Optimize Duplicate Detection
- by Dave Jarvis
Background
This is an optimization problem. Oracle Forms XML files have elements such as:
<Trigger TriggerName="name" TriggerText="SELECT * FROM DUAL" ... />
Where the TriggerText is arbitrary SQL code. Each SQL statement has been extracted into uniquely named files such as:
sql/module=DIAL_ACCESS+trigger=KEY-LISTVAL+filename=d_access.fmb.sql     
sql/module=REP_PAT_SEEN+trigger=KEY-LISTVAL+filename=rep_pat_seen.fmb.sql 
I wrote a script to generate a list of exact duplicates using a brute force approach.
Problem
There are 37,497 files to compare against each other; it takes 8 minutes to compare one file against all the others. Logically, if A = B and A = C, then there is no need to check if B = C. So the problem is: how do you eliminate the redundant comparisons?
The script will complete in approximately 208 days.
Script Source Code
The comparison script is as follows:
#!/bin/bash
echo Loading directory ...
for i in $(find sql/ -type f -name \*.sql); do
        echo Comparing $i ...
        for j in $(find sql/ -type f -name \*.sql); do
                if [ "$i" = "$j" ]; then
                        continue;
                fi
                # Case insensitive compare, ignore spaces
                diff -IEbwBaq $i $j > /dev/null
                # 0 = no difference (i.e., duplicate code)

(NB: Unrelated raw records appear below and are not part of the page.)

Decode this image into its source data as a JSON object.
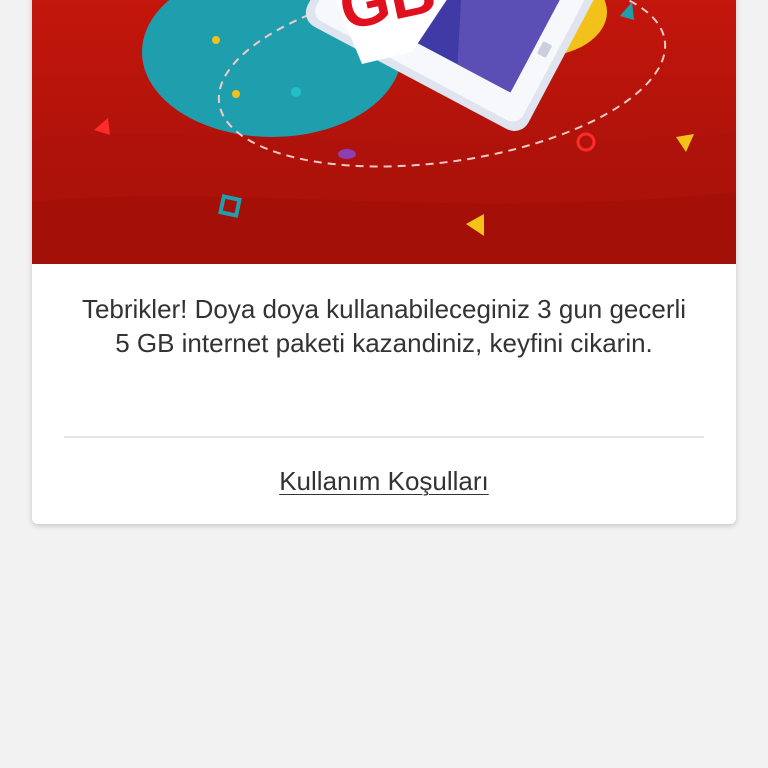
{
  "promo": {
    "banner": {
      "graphic": "phone-with-gb-illustration",
      "badge_text": "GB",
      "colors": {
        "background": "#b51409",
        "accent_teal": "#1f9fae",
        "accent_yellow": "#f2c21b",
        "accent_purple": "#5b4fb5",
        "badge_red": "#e0101f"
      }
    },
    "message": "Tebrikler! Doya doya kullanabileceginiz 3 gun gecerli 5 GB internet paketi kazandiniz, keyfini cikarin.",
    "terms_link": "Kullanım Koşulları"
  },
  "page": {
    "background": "#f2f2f2"
  }
}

                if [ $? = 0 ]; then
                        echo $i :: $j >> clones.txt
                fi
        done
done
Question
How would you optimize the script so that checking for cloned code is a few orders of magnitude faster?
System Constraints
Using a quad-core CPU with an SSD; trying to avoid using cloud services if possible. The system is a Windows-based machine with Cygwin installed -- algorithms or solutions in other languages are welcome.
Thank you!